Understanding Dysfunctional Fear and Emotional Processes May Improve Treatment for PTSD
Dr. Ressler notes that patients with PTSD have “characteristic reexperiencing, avoidance, and hyperarousal symptoms,” which can persist for months or years after exposure to traumatic events. Posttraumatic stress disorder affects about 6 percent of the population, but the rate is much higher in groups exposed to severe trauma, such as combat veterans, refugees, and assault victims.
Although PTSD is at least partly genetic, it also depends on personal history of trauma in childhood and adulthood, as well as psychological factors linked to mediation of fear and regulation of emotions. “Therefore, PTSD is among the most likely of psychiatric disorders to be understood from the perspective of environmental influences interacting with biological vulnerability,” according to Dr. Ressler. The special issue provides expert updates in four key areas related to the development, diagnosis, and management of PTSD:
- Neurophysiology. Scientific understanding of human fear responses provides important insights into how PTSD develop and persists. The mechanism of “fear extinction” – in which learned fear is suppressed by new learning – is highly relevant to PTSD and its treatment. Dr. Ressler notes that effective treatments for PTSD, particularly exposure therapy, are based on the mechanisms of fear extinction.
- Neuroimaging. Research has also made strides in identifying the brain structures and functions involved in emotion dysregulation of PTSD. Studies have identified biomarkers of these dysregulated processes, including abnormal functioning of the body’s stress responses and dysfunction of a brain areas called the hippocampus and amygdala, which are involved in memory and emotional responses. These discoveries may point toward treatments targeting stress hormones and functioning of these brain regions.
- Resilience. The concept of resilience – the ability to adapt successfully to trauma or threat – is being studied to explain why some traumatized individuals develop PTSD symptoms while others do not. Interventions to promote resilience have potential not only as a treatment for people with PTSD, but for also preventing it in populations at risk of trauma.

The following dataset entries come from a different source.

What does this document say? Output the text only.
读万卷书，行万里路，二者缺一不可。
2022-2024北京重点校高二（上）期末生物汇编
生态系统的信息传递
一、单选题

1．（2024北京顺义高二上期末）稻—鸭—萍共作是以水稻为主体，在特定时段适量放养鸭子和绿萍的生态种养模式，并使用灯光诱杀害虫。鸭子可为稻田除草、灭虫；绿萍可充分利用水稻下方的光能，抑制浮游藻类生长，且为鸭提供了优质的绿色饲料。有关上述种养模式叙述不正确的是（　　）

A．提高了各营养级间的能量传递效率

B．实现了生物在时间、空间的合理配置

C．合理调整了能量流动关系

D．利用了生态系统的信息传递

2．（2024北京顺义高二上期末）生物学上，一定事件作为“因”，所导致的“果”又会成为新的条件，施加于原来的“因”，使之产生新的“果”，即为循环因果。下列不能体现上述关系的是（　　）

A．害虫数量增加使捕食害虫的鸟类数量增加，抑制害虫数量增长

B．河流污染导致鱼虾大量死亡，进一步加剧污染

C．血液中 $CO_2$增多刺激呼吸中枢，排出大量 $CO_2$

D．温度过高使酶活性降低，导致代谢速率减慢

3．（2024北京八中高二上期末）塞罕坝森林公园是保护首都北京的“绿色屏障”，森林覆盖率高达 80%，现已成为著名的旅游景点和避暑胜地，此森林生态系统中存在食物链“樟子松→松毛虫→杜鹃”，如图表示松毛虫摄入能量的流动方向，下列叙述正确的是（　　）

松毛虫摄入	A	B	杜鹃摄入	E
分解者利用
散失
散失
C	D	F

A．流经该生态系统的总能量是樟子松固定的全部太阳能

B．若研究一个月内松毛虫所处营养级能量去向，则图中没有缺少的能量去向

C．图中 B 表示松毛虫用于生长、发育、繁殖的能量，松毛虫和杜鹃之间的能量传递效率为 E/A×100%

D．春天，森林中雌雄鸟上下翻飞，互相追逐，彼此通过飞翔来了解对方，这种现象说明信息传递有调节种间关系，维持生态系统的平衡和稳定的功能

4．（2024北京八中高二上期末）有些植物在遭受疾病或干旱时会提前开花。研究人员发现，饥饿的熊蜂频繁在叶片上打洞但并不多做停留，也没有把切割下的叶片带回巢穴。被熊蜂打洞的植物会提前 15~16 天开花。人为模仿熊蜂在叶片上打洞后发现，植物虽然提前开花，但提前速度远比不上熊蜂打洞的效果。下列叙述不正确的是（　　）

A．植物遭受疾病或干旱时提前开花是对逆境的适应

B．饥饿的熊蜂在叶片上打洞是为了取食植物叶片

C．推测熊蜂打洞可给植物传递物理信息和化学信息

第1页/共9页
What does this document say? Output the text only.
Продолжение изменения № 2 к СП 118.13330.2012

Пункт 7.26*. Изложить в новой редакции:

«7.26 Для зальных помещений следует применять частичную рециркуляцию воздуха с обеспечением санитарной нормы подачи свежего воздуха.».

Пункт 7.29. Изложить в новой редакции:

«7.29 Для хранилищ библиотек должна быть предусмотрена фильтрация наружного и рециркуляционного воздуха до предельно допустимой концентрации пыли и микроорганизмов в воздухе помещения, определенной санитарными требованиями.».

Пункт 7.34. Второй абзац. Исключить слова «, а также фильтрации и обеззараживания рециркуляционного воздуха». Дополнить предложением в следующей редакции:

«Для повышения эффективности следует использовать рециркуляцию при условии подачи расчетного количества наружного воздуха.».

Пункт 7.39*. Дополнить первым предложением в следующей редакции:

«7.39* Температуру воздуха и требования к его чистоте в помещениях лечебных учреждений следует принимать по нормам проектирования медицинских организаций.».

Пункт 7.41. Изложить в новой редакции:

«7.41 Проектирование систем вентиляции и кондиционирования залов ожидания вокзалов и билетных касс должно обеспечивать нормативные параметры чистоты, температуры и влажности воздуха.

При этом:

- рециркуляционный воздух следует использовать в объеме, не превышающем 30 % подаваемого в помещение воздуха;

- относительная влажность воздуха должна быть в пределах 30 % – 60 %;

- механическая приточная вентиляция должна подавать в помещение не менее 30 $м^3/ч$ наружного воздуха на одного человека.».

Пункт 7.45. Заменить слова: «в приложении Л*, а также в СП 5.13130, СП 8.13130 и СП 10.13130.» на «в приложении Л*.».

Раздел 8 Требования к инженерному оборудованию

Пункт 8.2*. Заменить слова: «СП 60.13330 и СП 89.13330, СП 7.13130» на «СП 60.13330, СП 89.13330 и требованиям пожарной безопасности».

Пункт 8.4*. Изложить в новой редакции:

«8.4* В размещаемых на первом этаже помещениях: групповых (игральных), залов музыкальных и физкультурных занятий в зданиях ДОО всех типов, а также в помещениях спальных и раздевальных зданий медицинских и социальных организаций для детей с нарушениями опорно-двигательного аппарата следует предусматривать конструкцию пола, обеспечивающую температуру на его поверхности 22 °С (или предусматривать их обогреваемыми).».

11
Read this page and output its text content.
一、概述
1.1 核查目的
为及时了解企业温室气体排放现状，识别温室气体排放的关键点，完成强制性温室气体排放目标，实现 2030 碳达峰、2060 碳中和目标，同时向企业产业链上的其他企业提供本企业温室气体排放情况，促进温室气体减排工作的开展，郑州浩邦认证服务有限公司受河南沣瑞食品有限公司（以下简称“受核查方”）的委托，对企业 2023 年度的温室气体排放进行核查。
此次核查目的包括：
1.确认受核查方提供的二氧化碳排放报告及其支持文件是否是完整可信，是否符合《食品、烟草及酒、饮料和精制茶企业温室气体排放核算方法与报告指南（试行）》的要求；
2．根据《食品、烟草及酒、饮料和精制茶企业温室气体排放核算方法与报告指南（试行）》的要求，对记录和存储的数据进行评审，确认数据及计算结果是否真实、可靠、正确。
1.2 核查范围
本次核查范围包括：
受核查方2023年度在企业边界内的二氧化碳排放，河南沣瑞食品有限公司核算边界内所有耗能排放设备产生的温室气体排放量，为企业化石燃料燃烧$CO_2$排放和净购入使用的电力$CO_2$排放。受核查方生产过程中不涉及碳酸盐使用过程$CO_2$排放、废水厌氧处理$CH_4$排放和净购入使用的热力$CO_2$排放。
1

- Evidence-based treatments. The special issue concludes with a review and update of evidence behind the range of “reasonably effective” treatments for PTSD. Psychotherapy approaches address the underlying dysfunctions of fear extinction and emotion regulation. A class of antidepressants (selective serotonin reuptake inhibitors) are the only FDA-approved medications for PTSD, but many other drugs may be used off-label to treat specific symptoms.